From the Colorado Springs Gazzette, via Military.com, an article describing how law enforcement works, not according to the theoretical niceties of the Constitution, but in real life:
Honor, Deception Amid Air Force's Cadet Spy System
Facing pressure to combat drug use and sexual assault at the Air Force Academy, the Air Force has created a secret system of cadet informants to hunt for misconduct among students.
Cadets who attend the publicly-funded academy near Colorado Springs must pledge never to lie. But the program pushes some to do just that: Informants are told to deceive classmates, professors and commanders while snapping photos, wearing recording devices and filing secret reports.
For one former academy student, becoming a covert government operative meant not only betraying the values he vowed to uphold, it meant being thrown out of the academy as punishment for doing the things the Air Force secretly told him to do.
Eric Thomas, 24, was a confidential informant for the Office of Special Investigations, or OSI — a law enforcement branch of the Air Force.
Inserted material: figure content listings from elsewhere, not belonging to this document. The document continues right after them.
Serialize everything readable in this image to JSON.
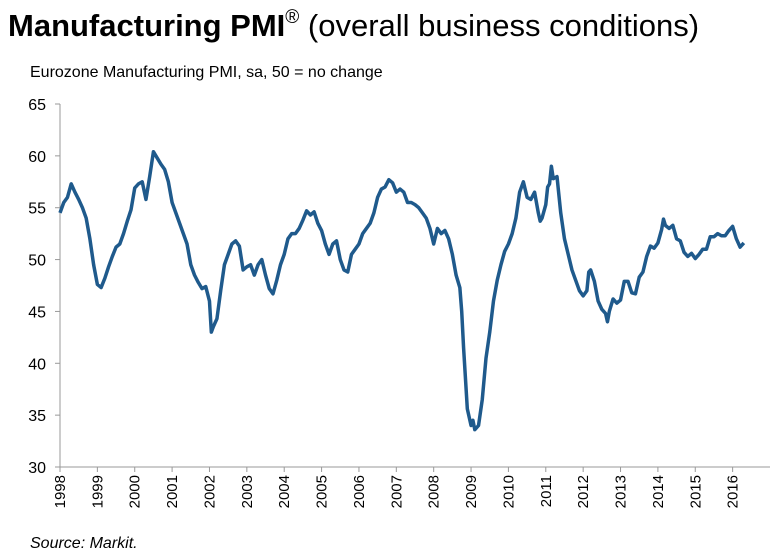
{
  "chart_data": {
    "type": "line",
    "title": "Manufacturing PMI",
    "title_mark": "®",
    "title_suffix": " (overall business conditions)",
    "subtitle": "Eurozone Manufacturing PMI, sa, 50 = no change",
    "source": "Source: Markit.",
    "x": [
      1998.0,
      1998.1,
      1998.2,
      1998.3,
      1998.4,
      1998.5,
      1998.6,
      1998.7,
      1998.8,
      1998.9,
      1999.0,
      1999.1,
      1999.2,
      1999.3,
      1999.4,
      1999.5,
      1999.6,
      1999.7,
      1999.8,
      1999.9,
      2000.0,
      2000.1,
      2000.2,
      2000.3,
      2000.4,
      2000.5,
      2000.6,
      2000.7,
      2000.8,
      2000.9,
      2001.0,
      2001.1,
      2001.2,
      2001.3,
      2001.4,
      2001.5,
      2001.6,
      2001.7,
      2001.8,
      2001.9,
      2002.0,
      2002.05,
      2002.1,
      2002.2,
      2002.3,
      2002.4,
      2002.5,
      2002.6,
      2002.7,
      2002.8,
      2002.9,
      2003.0,
      2003.1,
      2003.2,
      2003.3,
      2003.4,
      2003.5,
      2003.6,
      2003.7,
      2003.8,
      2003.9,
      2004.0,
      2004.1,
      2004.2,
      2004.3,
      2004.4,
      2004.5,
      2004.6,
      2004.7,
      2004.8,
      2004.9,
      2005.0,
      2005.1,
      2005.2,
      2005.3,
      2005.4,
      2005.5,
      2005.6,
      2005.7,
      2005.8,
      2005.9,
      2006.0,
      2006.1,
      2006.2,
      2006.3,
      2006.4,
      2006.5,
      2006.6,
      2006.7,
      2006.8,
      2006.9,
      2007.0,
      2007.1,
      2007.2,
      2007.3,
      2007.4,
      2007.5,
      2007.6,
      2007.7,
      2007.8,
      2007.9,
      2008.0,
      2008.1,
      2008.2,
      2008.3,
      2008.4,
      2008.5,
      2008.6,
      2008.7,
      2008.75,
      2008.8,
      2008.9,
      2009.0,
      2009.05,
      2009.1,
      2009.2,
      2009.3,
      2009.4,
      2009.5,
      2009.6,
      2009.7,
      2009.8,
      2009.9,
      2010.0,
      2010.1,
      2010.2,
      2010.3,
      2010.4,
      2010.5,
      2010.6,
      2010.7,
      2010.8,
      2010.85,
      2010.9,
      2011.0,
      2011.05,
      2011.1,
      2011.15,
      2011.2,
      2011.3,
      2011.4,
      2011.5,
      2011.6,
      2011.7,
      2011.8,
      2011.9,
      2012.0,
      2012.1,
      2012.15,
      2012.2,
      2012.3,
      2012.4,
      2012.5,
      2012.6,
      2012.65,
      2012.7,
      2012.8,
      2012.9,
      2013.0,
      2013.1,
      2013.2,
      2013.3,
      2013.4,
      2013.5,
      2013.6,
      2013.7,
      2013.8,
      2013.9,
      2014.0,
      2014.1,
      2014.15,
      2014.2,
      2014.3,
      2014.4,
      2014.5,
      2014.6,
      2014.7,
      2014.8,
      2014.9,
      2015.0,
      2015.1,
      2015.2,
      2015.3,
      2015.4,
      2015.5,
      2015.6,
      2015.7,
      2015.8,
      2015.9,
      2016.0,
      2016.1,
      2016.2,
      2016.3
    ],
    "series": [
      {
        "name": "Eurozone Manufacturing PMI",
        "color": "#1f5a8c",
        "values": [
          54.5,
          55.5,
          56.0,
          57.3,
          56.5,
          55.8,
          55.0,
          54.0,
          52.0,
          49.5,
          47.6,
          47.3,
          48.2,
          49.3,
          50.3,
          51.2,
          51.5,
          52.5,
          53.7,
          54.8,
          56.9,
          57.3,
          57.5,
          55.8,
          58.0,
          60.4,
          59.8,
          59.2,
          58.7,
          57.5,
          55.5,
          54.5,
          53.5,
          52.5,
          51.5,
          49.5,
          48.5,
          47.8,
          47.2,
          47.4,
          46.0,
          43.0,
          43.5,
          44.3,
          47.0,
          49.5,
          50.5,
          51.5,
          51.8,
          51.3,
          49.0,
          49.3,
          49.5,
          48.5,
          49.5,
          50.0,
          48.5,
          47.2,
          46.7,
          48.0,
          49.5,
          50.5,
          52.0,
          52.5,
          52.5,
          53.0,
          53.8,
          54.7,
          54.3,
          54.6,
          53.5,
          52.8,
          51.5,
          50.5,
          51.5,
          51.8,
          50.0,
          49.0,
          48.8,
          50.5,
          51.0,
          51.5,
          52.5,
          53.0,
          53.5,
          54.5,
          56.0,
          56.8,
          57.0,
          57.7,
          57.4,
          56.5,
          56.8,
          56.5,
          55.5,
          55.5,
          55.3,
          55.0,
          54.5,
          54.0,
          53.0,
          51.5,
          53.0,
          52.5,
          52.8,
          52.0,
          50.5,
          48.5,
          47.3,
          45.0,
          41.5,
          35.6,
          34.0,
          34.5,
          33.6,
          34.0,
          36.5,
          40.5,
          43.0,
          46.0,
          48.0,
          49.5,
          50.8,
          51.5,
          52.5,
          54.0,
          56.5,
          57.5,
          56.0,
          55.8,
          56.5,
          54.5,
          53.7,
          54.0,
          55.3,
          57.0,
          57.3,
          59.0,
          57.8,
          58.0,
          54.5,
          52.0,
          50.5,
          49.0,
          48.0,
          47.0,
          46.5,
          47.0,
          48.8,
          49.0,
          47.9,
          46.0,
          45.2,
          44.8,
          44.0,
          45.0,
          46.2,
          45.8,
          46.1,
          47.9,
          47.9,
          46.8,
          46.7,
          48.3,
          48.8,
          50.3,
          51.3,
          51.1,
          51.6,
          52.9,
          53.9,
          53.3,
          53.0,
          53.3,
          52.0,
          51.8,
          50.7,
          50.3,
          50.6,
          50.1,
          50.5,
          51.0,
          51.0,
          52.2,
          52.2,
          52.5,
          52.3,
          52.3,
          52.8,
          53.2,
          52.0,
          51.2,
          51.6
        ]
      }
    ],
    "xlim": [
      1998,
      2017
    ],
    "xticks": [
      1998,
      1999,
      2000,
      2001,
      2002,
      2003,
      2004,
      2005,
      2006,
      2007,
      2008,
      2009,
      2010,
      2011,
      2012,
      2013,
      2014,
      2015,
      2016
    ],
    "ylim": [
      30,
      65
    ],
    "yticks": [
      30,
      35,
      40,
      45,
      50,
      55,
      60,
      65
    ],
    "grid": false
  }
}
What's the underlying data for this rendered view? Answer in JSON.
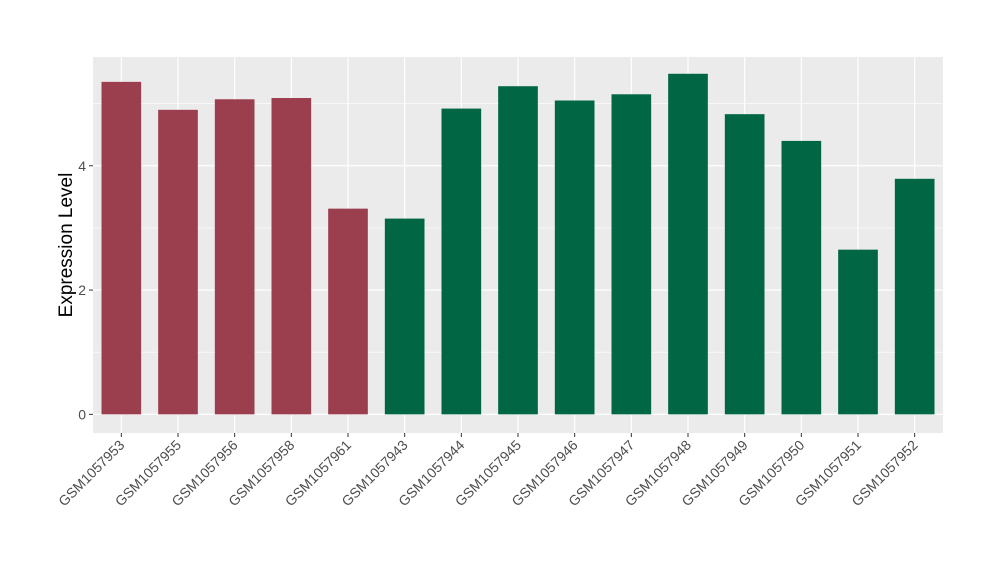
{
  "chart_data": {
    "type": "bar",
    "title": "",
    "xlabel": "",
    "ylabel": "Expression Level",
    "ylim": [
      -0.3,
      5.75
    ],
    "yticks": [
      0,
      2,
      4
    ],
    "grid": true,
    "legend": "none",
    "categories": [
      "GSM1057953",
      "GSM1057955",
      "GSM1057956",
      "GSM1057958",
      "GSM1057961",
      "GSM1057943",
      "GSM1057944",
      "GSM1057945",
      "GSM1057946",
      "GSM1057947",
      "GSM1057948",
      "GSM1057949",
      "GSM1057950",
      "GSM1057951",
      "GSM1057952"
    ],
    "values": [
      5.35,
      4.9,
      5.07,
      5.09,
      3.31,
      3.15,
      4.92,
      5.28,
      5.05,
      5.15,
      5.48,
      4.83,
      4.4,
      2.65,
      3.79
    ],
    "groups": [
      "a",
      "a",
      "a",
      "a",
      "a",
      "b",
      "b",
      "b",
      "b",
      "b",
      "b",
      "b",
      "b",
      "b",
      "b"
    ],
    "colors": {
      "a": "#9b3f4f",
      "b": "#006644",
      "panel_bg": "#ebebeb",
      "grid": "#ffffff",
      "axis_text": "#4d4d4d"
    }
  }
}
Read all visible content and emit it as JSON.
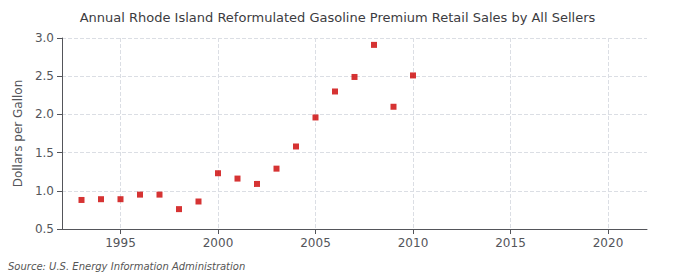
{
  "chart_data": {
    "type": "scatter",
    "title": "Annual Rhode Island Reformulated Gasoline Premium Retail Sales by All Sellers",
    "ylabel": "Dollars per Gallon",
    "annotation": "Source: U.S. Energy Information Administration",
    "x": [
      1993,
      1994,
      1995,
      1996,
      1997,
      1998,
      1999,
      2000,
      2001,
      2002,
      2003,
      2004,
      2005,
      2006,
      2007,
      2008,
      2009,
      2010
    ],
    "values": [
      0.88,
      0.89,
      0.89,
      0.95,
      0.95,
      0.76,
      0.86,
      1.23,
      1.16,
      1.09,
      1.29,
      1.58,
      1.96,
      2.3,
      2.49,
      2.91,
      2.1,
      2.51
    ],
    "color": "#cc0000",
    "marker": "square",
    "xlim": [
      1992,
      2022
    ],
    "xticks": [
      1995,
      2000,
      2005,
      2010,
      2015,
      2020
    ],
    "ylim": [
      0.5,
      3.0
    ],
    "yticks": [
      0.5,
      {
        "value": 1,
        "label": "1.0"
      },
      1.5,
      {
        "value": 2,
        "label": "2.0"
      },
      2.5,
      {
        "value": 3,
        "label": "3.0"
      }
    ],
    "grid": true
  }
}
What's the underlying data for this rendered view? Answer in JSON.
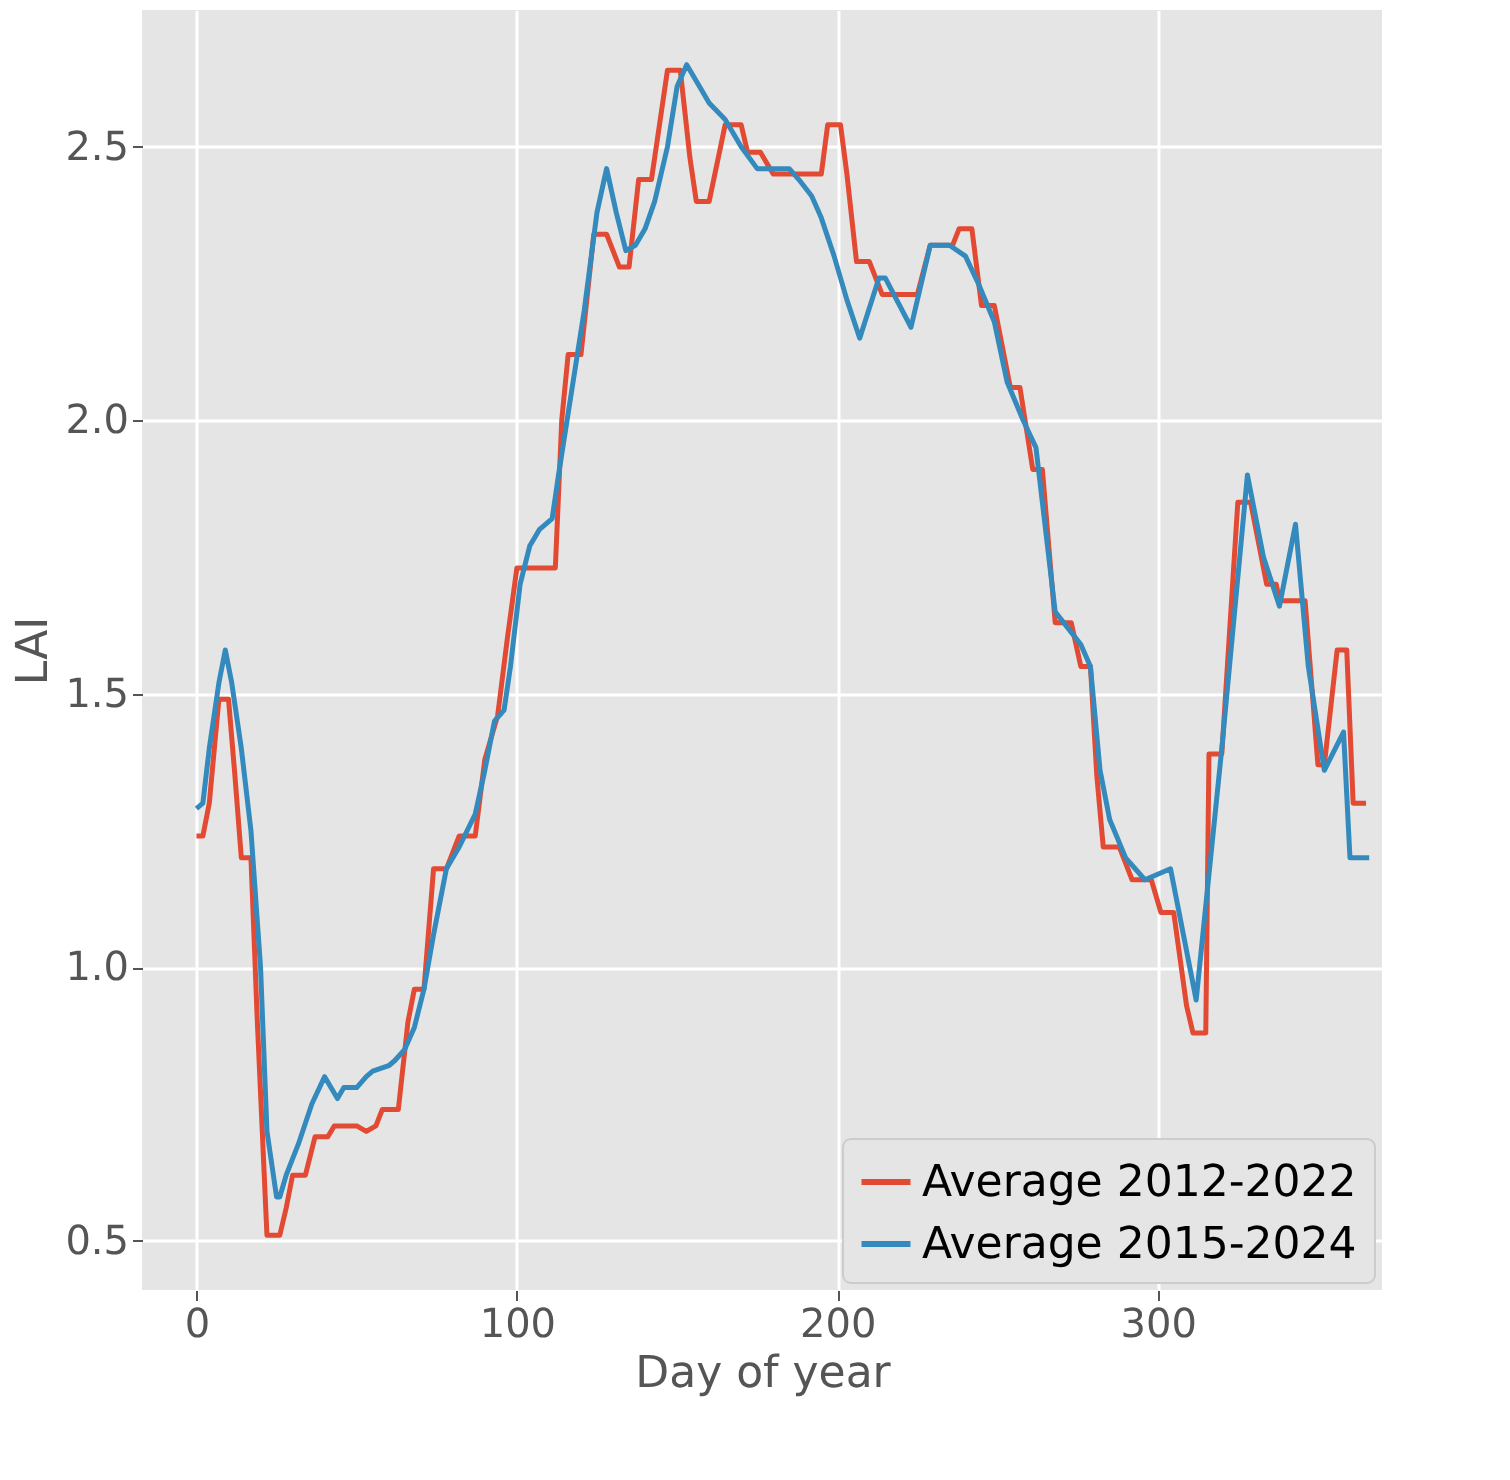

OSI ordered Thomas to infiltrate academy cliques, wearing recorders, setting up drug buys, tailing suspected rapists and feeding information back to OSI. In pursuit of cases, he was regularly directed by agents to break academy rules.
The whole article is a compelling story (Aquilla remarked that it read like an episode of NCIS), but I should also note that USAFA released a response to the article that casts Thomas in a somewhat less favorable light than implied by the Gazzette. (Weird, though, that the response isn't on the USAFA/PA website; while I can vouch for its authenticity, this is apparently the only place on the web where the statement appears in its entirety.)
But what I want to comment on is this:
The records show OSI uses FBI-style tactics to create informants. Agents interrogate cadets for hours without offering access to a lawyer, threaten them with prosecution, then coerce them into helping OSI in exchange for promises of leniency they don’t always keep. OSI then uses informants to infiltrate insular cadet groups, sometimes encouraging them to break rules to do so. When finished with informants, OSI takes steps to hide their existence, directing cadets to delete emails and messages, misleading Air Force commanders and Congress, and withholding documents they are required to release under the Freedom of Information Act.
The program also appears to rely disproportionately on minority cadets like Thomas.
Whatever we might think of "FBI-style tactics", this last part isn't hard to figure out. The article doesn't come out and say so, but I'm betting that "insular cadet cliques" means ethnic minority gangs, against which White informants would be pretty useless. But the issue that goes unaddressed is: how are these students gaining admission to the Air Force Academy in the first place.
The likely answer is that USAFA's long-running pursuit of "!Diversity!" resulted in lower standards, and this is the predictable consequence. If challenged on this, I would predict USAFA would respond that running covert operations against the cadets (and faculty too, apparently) to "separate the wheat from the chaff" is an acceptable price to pay for increased diversity. Kind of like how abrogating the 4th Amendment is an acceptable price to pay for immigration from Muslim countries.
An alternative possibility, though perhaps less likely, is that even facially neutral standards that ignore class and family background are picking up more undesirables, and these are disproportionately minority.